Artifacts observed on data from West et al
The dataset which was used to showcase real-world artifact removal and replacement was a set of 49 Hu-6800 Affymetrix microarrays from the study by West et al. This study investigated Estrogen Receptor and lymph node metastatic status [28]. This data set is chosen because it used an older version of Affymetrix chip in which the properties of artifacts are more easily visualized than on modern chips.
PCR Validation
To determine the effect that caCORRECT had on the ability to correctly identify biomarkers of disease from microarray data, a panel of 96 genes of interest for RCC was assembled for PCR study in two phases. These genes were identified from a combination of genes previously identified in the literature as well as a set of genes whose biomarker status was disagreed upon between the caCORRECT and non-caCORRECT versions of the Schuetz et al. data sets using omniBiomarker (http://omniBiomarker.bme.gatech.edu). All PCR analysis was performed on independent patient tissue samples with respect to those used for the microarray analysis.
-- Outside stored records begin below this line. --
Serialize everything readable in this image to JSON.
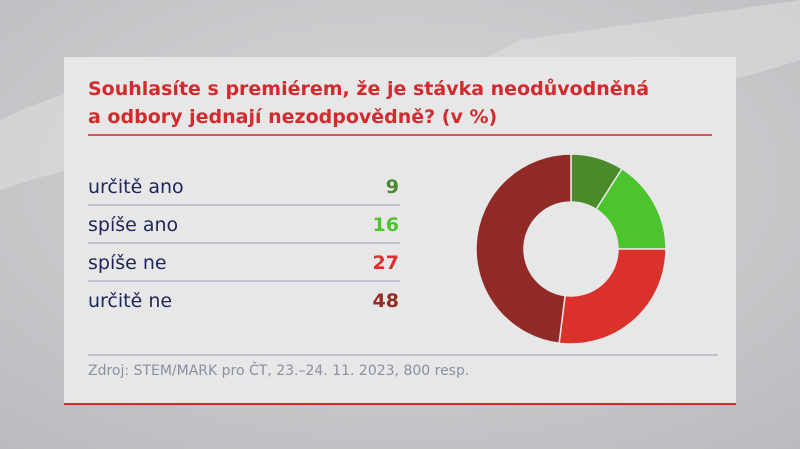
{
  "chart_data": {
    "type": "donut",
    "title": [
      "Souhlasíte s premiérem, že je stávka neodůvodněná",
      "a odbory jednají nezodpovědně? (v %)"
    ],
    "categories": [
      "určitě ano",
      "spíše ano",
      "spíše ne",
      "určitě ne"
    ],
    "values": [
      9,
      16,
      27,
      48
    ],
    "colors": [
      "#4a8a2b",
      "#4bc42d",
      "#da312d",
      "#912a27"
    ],
    "source": "Zdroj: STEM/MARK pro ČT, 23.–24. 11. 2023, 800 resp."
  }
}
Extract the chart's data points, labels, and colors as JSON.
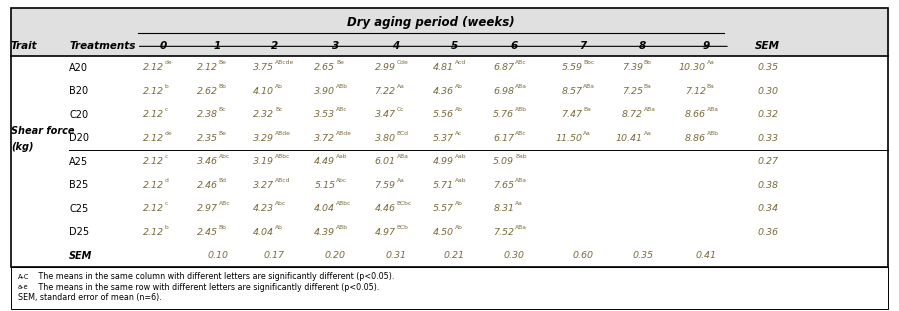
{
  "title": "Dry aging period (weeks)",
  "col_header_trait": "Trait",
  "col_header_treatments": "Treatments",
  "col_header_sem": "SEM",
  "weeks": [
    "0",
    "1",
    "2",
    "3",
    "4",
    "5",
    "6",
    "7",
    "8",
    "9"
  ],
  "trait_label_line1": "Shear force",
  "trait_label_line2": "(kg)",
  "rows": [
    {
      "treatment": "A20",
      "values": [
        [
          "2.12",
          "de"
        ],
        [
          "2.12",
          "Be"
        ],
        [
          "3.75",
          "ABcde"
        ],
        [
          "2.65",
          "Be"
        ],
        [
          "2.99",
          "Cde"
        ],
        [
          "4.81",
          "Acd"
        ],
        [
          "6.87",
          "ABc"
        ],
        [
          "5.59",
          "Bbc"
        ],
        [
          "7.39",
          "Bb"
        ],
        [
          "10.30",
          "Aa"
        ]
      ],
      "sem": "0.35",
      "group": 0
    },
    {
      "treatment": "B20",
      "values": [
        [
          "2.12",
          "b"
        ],
        [
          "2.62",
          "Bb"
        ],
        [
          "4.10",
          "Ab"
        ],
        [
          "3.90",
          "ABb"
        ],
        [
          "7.22",
          "Aa"
        ],
        [
          "4.36",
          "Ab"
        ],
        [
          "6.98",
          "ABa"
        ],
        [
          "8.57",
          "ABa"
        ],
        [
          "7.25",
          "Ba"
        ],
        [
          "7.12",
          "Ba"
        ]
      ],
      "sem": "0.30",
      "group": 0
    },
    {
      "treatment": "C20",
      "values": [
        [
          "2.12",
          "c"
        ],
        [
          "2.38",
          "Bc"
        ],
        [
          "2.32",
          "Bc"
        ],
        [
          "3.53",
          "ABc"
        ],
        [
          "3.47",
          "Cc"
        ],
        [
          "5.56",
          "Ab"
        ],
        [
          "5.76",
          "ABb"
        ],
        [
          "7.47",
          "Ba"
        ],
        [
          "8.72",
          "ABa"
        ],
        [
          "8.66",
          "ABa"
        ]
      ],
      "sem": "0.32",
      "group": 0
    },
    {
      "treatment": "D20",
      "values": [
        [
          "2.12",
          "de"
        ],
        [
          "2.35",
          "Be"
        ],
        [
          "3.29",
          "ABde"
        ],
        [
          "3.72",
          "ABde"
        ],
        [
          "3.80",
          "BCd"
        ],
        [
          "5.37",
          "Ac"
        ],
        [
          "6.17",
          "ABc"
        ],
        [
          "11.50",
          "Aa"
        ],
        [
          "10.41",
          "Aa"
        ],
        [
          "8.86",
          "ABb"
        ]
      ],
      "sem": "0.33",
      "group": 0
    },
    {
      "treatment": "A25",
      "values": [
        [
          "2.12",
          "c"
        ],
        [
          "3.46",
          "Abc"
        ],
        [
          "3.19",
          "ABbc"
        ],
        [
          "4.49",
          "Aab"
        ],
        [
          "6.01",
          "ABa"
        ],
        [
          "4.99",
          "Aab"
        ],
        [
          "5.09",
          "Bab"
        ],
        [
          "",
          ""
        ],
        [
          "",
          ""
        ],
        [
          "",
          ""
        ]
      ],
      "sem": "0.27",
      "group": 1
    },
    {
      "treatment": "B25",
      "values": [
        [
          "2.12",
          "d"
        ],
        [
          "2.46",
          "Bd"
        ],
        [
          "3.27",
          "ABcd"
        ],
        [
          "5.15",
          "Abc"
        ],
        [
          "7.59",
          "Aa"
        ],
        [
          "5.71",
          "Aab"
        ],
        [
          "7.65",
          "ABa"
        ],
        [
          "",
          ""
        ],
        [
          "",
          ""
        ],
        [
          "",
          ""
        ]
      ],
      "sem": "0.38",
      "group": 1
    },
    {
      "treatment": "C25",
      "values": [
        [
          "2.12",
          "c"
        ],
        [
          "2.97",
          "ABc"
        ],
        [
          "4.23",
          "Abc"
        ],
        [
          "4.04",
          "ABbc"
        ],
        [
          "4.46",
          "BCbc"
        ],
        [
          "5.57",
          "Ab"
        ],
        [
          "8.31",
          "Aa"
        ],
        [
          "",
          ""
        ],
        [
          "",
          ""
        ],
        [
          "",
          ""
        ]
      ],
      "sem": "0.34",
      "group": 1
    },
    {
      "treatment": "D25",
      "values": [
        [
          "2.12",
          "b"
        ],
        [
          "2.45",
          "Bb"
        ],
        [
          "4.04",
          "Ab"
        ],
        [
          "4.39",
          "ABb"
        ],
        [
          "4.97",
          "BCb"
        ],
        [
          "4.50",
          "Ab"
        ],
        [
          "7.52",
          "ABa"
        ],
        [
          "",
          ""
        ],
        [
          "",
          ""
        ],
        [
          "",
          ""
        ]
      ],
      "sem": "0.36",
      "group": 1
    },
    {
      "treatment": "SEM",
      "values": [
        [
          "",
          ""
        ],
        [
          "0.10",
          ""
        ],
        [
          "0.17",
          ""
        ],
        [
          "0.20",
          ""
        ],
        [
          "0.31",
          ""
        ],
        [
          "0.21",
          ""
        ],
        [
          "0.30",
          ""
        ],
        [
          "0.60",
          ""
        ],
        [
          "0.35",
          ""
        ],
        [
          "0.41",
          ""
        ]
      ],
      "sem": "",
      "group": 1
    }
  ],
  "footnote1_super": "A-C",
  "footnote1_text": " The means in the same column with different letters are significantly different (p<0.05).",
  "footnote2_super": "a-e",
  "footnote2_text": " The means in the same row with different letters are significantly different (p<0.05).",
  "footnote3": "SEM, standard error of mean (n=6).",
  "bg_color_header": "#e0e0e0",
  "bg_color_white": "#ffffff",
  "text_color_data": "#7B6B3A",
  "text_color_header": "#000000"
}
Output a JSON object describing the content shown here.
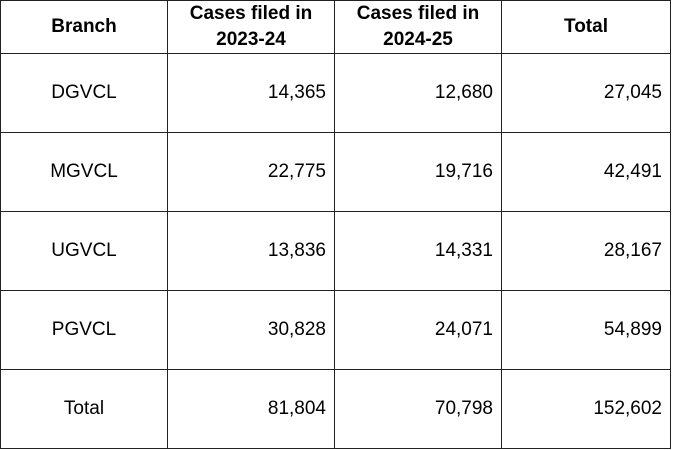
{
  "table": {
    "header": [
      "Branch",
      "Cases filed in 2023-24",
      "Cases filed in 2024-25",
      "Total"
    ],
    "rows": [
      [
        "DGVCL",
        "14,365",
        "12,680",
        "27,045"
      ],
      [
        "MGVCL",
        "22,775",
        "19,716",
        "42,491"
      ],
      [
        "UGVCL",
        "13,836",
        "14,331",
        "28,167"
      ],
      [
        "PGVCL",
        "30,828",
        "24,071",
        "54,899"
      ],
      [
        "Total",
        "81,804",
        "70,798",
        "152,602"
      ]
    ]
  }
}
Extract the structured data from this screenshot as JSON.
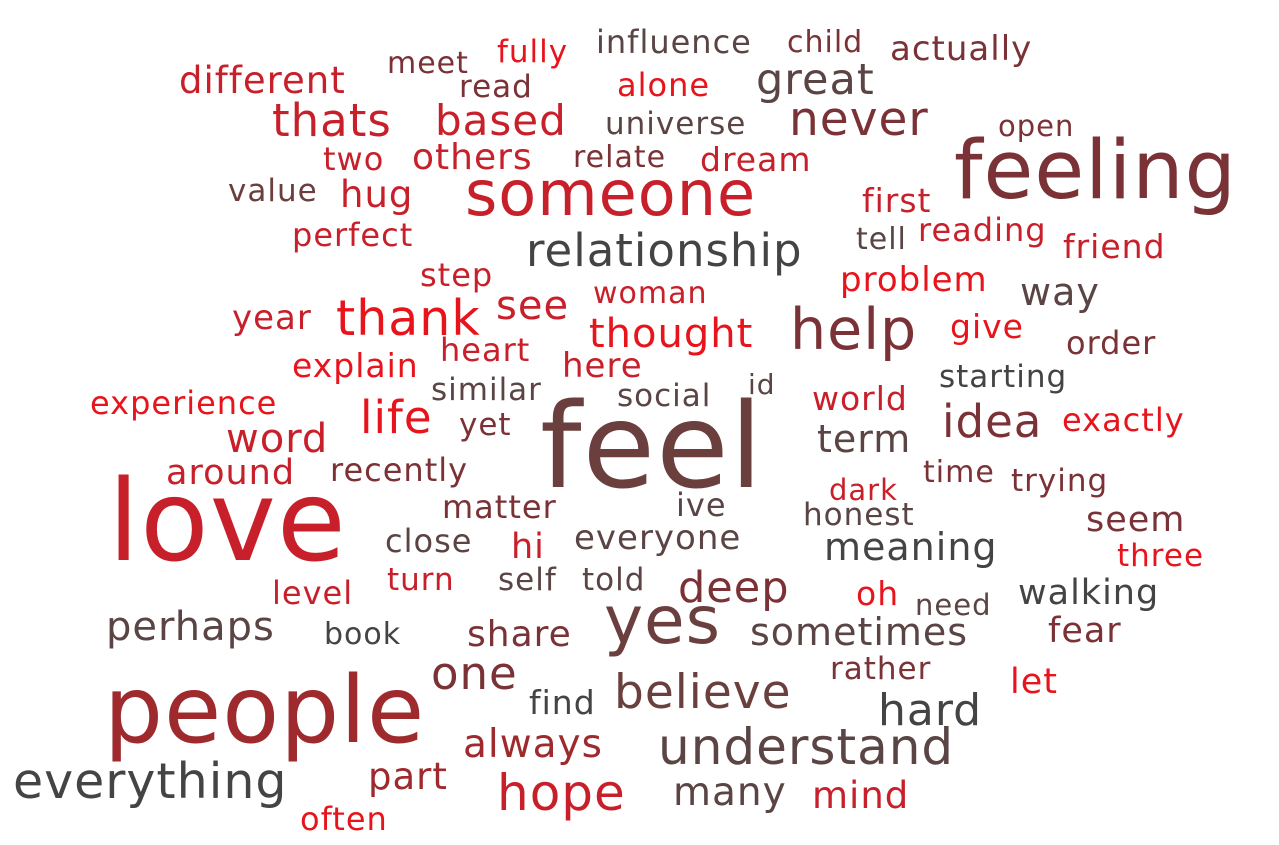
{
  "palette": {
    "bright_red": "#e8141c",
    "red": "#c8202a",
    "dark_red": "#9e2a2e",
    "maroon": "#7a3236",
    "brown": "#6b3f3d",
    "dark_brown": "#5a4544",
    "charcoal": "#444444"
  },
  "words": [
    {
      "text": "influence",
      "color": "#5a4544"
    },
    {
      "text": "child",
      "color": "#7a3236"
    },
    {
      "text": "fully",
      "color": "#e8141c"
    },
    {
      "text": "actually",
      "color": "#7a3236"
    },
    {
      "text": "meet",
      "color": "#7a3236"
    },
    {
      "text": "different",
      "color": "#c8202a"
    },
    {
      "text": "read",
      "color": "#7a3236"
    },
    {
      "text": "alone",
      "color": "#e8141c"
    },
    {
      "text": "great",
      "color": "#5a4544"
    },
    {
      "text": "thats",
      "color": "#c8202a"
    },
    {
      "text": "based",
      "color": "#c8202a"
    },
    {
      "text": "universe",
      "color": "#5a4544"
    },
    {
      "text": "never",
      "color": "#7a3236"
    },
    {
      "text": "open",
      "color": "#7a3236"
    },
    {
      "text": "two",
      "color": "#c8202a"
    },
    {
      "text": "others",
      "color": "#c8202a"
    },
    {
      "text": "relate",
      "color": "#7a3236"
    },
    {
      "text": "dream",
      "color": "#c8202a"
    },
    {
      "text": "feeling",
      "color": "#7a3236"
    },
    {
      "text": "someone",
      "color": "#c8202a"
    },
    {
      "text": "value",
      "color": "#6b3f3d"
    },
    {
      "text": "hug",
      "color": "#c8202a"
    },
    {
      "text": "first",
      "color": "#c8202a"
    },
    {
      "text": "perfect",
      "color": "#c8202a"
    },
    {
      "text": "relationship",
      "color": "#444444"
    },
    {
      "text": "tell",
      "color": "#5a4544"
    },
    {
      "text": "reading",
      "color": "#c8202a"
    },
    {
      "text": "friend",
      "color": "#c8202a"
    },
    {
      "text": "step",
      "color": "#c8202a"
    },
    {
      "text": "problem",
      "color": "#e8141c"
    },
    {
      "text": "way",
      "color": "#5a4544"
    },
    {
      "text": "woman",
      "color": "#c8202a"
    },
    {
      "text": "see",
      "color": "#c8202a"
    },
    {
      "text": "year",
      "color": "#c8202a"
    },
    {
      "text": "thank",
      "color": "#e8141c"
    },
    {
      "text": "thought",
      "color": "#e8141c"
    },
    {
      "text": "help",
      "color": "#7a3236"
    },
    {
      "text": "give",
      "color": "#e8141c"
    },
    {
      "text": "order",
      "color": "#7a3236"
    },
    {
      "text": "explain",
      "color": "#e8141c"
    },
    {
      "text": "heart",
      "color": "#c8202a"
    },
    {
      "text": "here",
      "color": "#c8202a"
    },
    {
      "text": "similar",
      "color": "#5a4544"
    },
    {
      "text": "social",
      "color": "#5a4544"
    },
    {
      "text": "id",
      "color": "#5a4544"
    },
    {
      "text": "starting",
      "color": "#444444"
    },
    {
      "text": "experience",
      "color": "#e8141c"
    },
    {
      "text": "life",
      "color": "#e8141c"
    },
    {
      "text": "world",
      "color": "#c8202a"
    },
    {
      "text": "feel",
      "color": "#6b3f3d"
    },
    {
      "text": "idea",
      "color": "#7a3236"
    },
    {
      "text": "exactly",
      "color": "#e8141c"
    },
    {
      "text": "word",
      "color": "#c8202a"
    },
    {
      "text": "yet",
      "color": "#7a3236"
    },
    {
      "text": "term",
      "color": "#5a4544"
    },
    {
      "text": "around",
      "color": "#c8202a"
    },
    {
      "text": "recently",
      "color": "#7a3236"
    },
    {
      "text": "time",
      "color": "#7a3236"
    },
    {
      "text": "trying",
      "color": "#7a3236"
    },
    {
      "text": "dark",
      "color": "#c8202a"
    },
    {
      "text": "love",
      "color": "#c8202a"
    },
    {
      "text": "matter",
      "color": "#7a3236"
    },
    {
      "text": "ive",
      "color": "#5a4544"
    },
    {
      "text": "honest",
      "color": "#5a4544"
    },
    {
      "text": "seem",
      "color": "#7a3236"
    },
    {
      "text": "close",
      "color": "#5a4544"
    },
    {
      "text": "hi",
      "color": "#c8202a"
    },
    {
      "text": "everyone",
      "color": "#5a4544"
    },
    {
      "text": "meaning",
      "color": "#444444"
    },
    {
      "text": "three",
      "color": "#e8141c"
    },
    {
      "text": "level",
      "color": "#c8202a"
    },
    {
      "text": "turn",
      "color": "#c8202a"
    },
    {
      "text": "self",
      "color": "#5a4544"
    },
    {
      "text": "told",
      "color": "#5a4544"
    },
    {
      "text": "deep",
      "color": "#7a3236"
    },
    {
      "text": "oh",
      "color": "#e8141c"
    },
    {
      "text": "need",
      "color": "#5a4544"
    },
    {
      "text": "walking",
      "color": "#444444"
    },
    {
      "text": "perhaps",
      "color": "#5a4544"
    },
    {
      "text": "book",
      "color": "#444444"
    },
    {
      "text": "share",
      "color": "#7a3236"
    },
    {
      "text": "yes",
      "color": "#6b3f3d"
    },
    {
      "text": "sometimes",
      "color": "#5a4544"
    },
    {
      "text": "fear",
      "color": "#7a3236"
    },
    {
      "text": "one",
      "color": "#7a3236"
    },
    {
      "text": "rather",
      "color": "#7a3236"
    },
    {
      "text": "let",
      "color": "#e8141c"
    },
    {
      "text": "people",
      "color": "#9e2a2e"
    },
    {
      "text": "believe",
      "color": "#6b3f3d"
    },
    {
      "text": "find",
      "color": "#444444"
    },
    {
      "text": "hard",
      "color": "#444444"
    },
    {
      "text": "always",
      "color": "#9e2a2e"
    },
    {
      "text": "understand",
      "color": "#5a4544"
    },
    {
      "text": "everything",
      "color": "#444444"
    },
    {
      "text": "part",
      "color": "#9e2a2e"
    },
    {
      "text": "hope",
      "color": "#c8202a"
    },
    {
      "text": "many",
      "color": "#5a4544"
    },
    {
      "text": "mind",
      "color": "#c8202a"
    },
    {
      "text": "often",
      "color": "#e8141c"
    }
  ]
}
Gene expression was assessed by quantitative RT-PCR, using total RNA from fixed tissues of 17 clear cell and 7 chromophobe RCC patients. Duplicate experiments were performed according to published protocols with minor modifications: Histological sections were deparaffinized with ethanol and xylene, and cells of interest were microdissected with a sterile scalpel. Tissues were digested in buffer containing proteinase K at 60°C overnight. RNA was extracted with phenol/chloroform, and genomic DNA was removed with DNase. RNA quality and quantity were assessed with a Bioanalyzer (Agilent Technologies). Up to 3 μg of RNA was used for first strand cDNA synthesis with Superscript III (Invitrogen). PCR was performed with a custom-designed Taqman Low Density Array (LDA, Applied Biosystems) in a 96-well microfluidic card format, using the ABI PRISM 7900HT Sequence Detection System (high-throughput real-time PCR system). Gene expression data were normalized relative to the geometric mean of two housekeeping genes (18S, ACTB). LDA runs were analyzed by using Relative Quantification (RQ) Manager (Applied Biosystems) software.
Relative normalized PCR gene expression was compared in renal tumor subtypes. Genes were declared as being "validated by PCR" if they had an average fold change between classes of magnitude greater than 2, corresponding to an average Ct (threshold cycle) value difference of 1.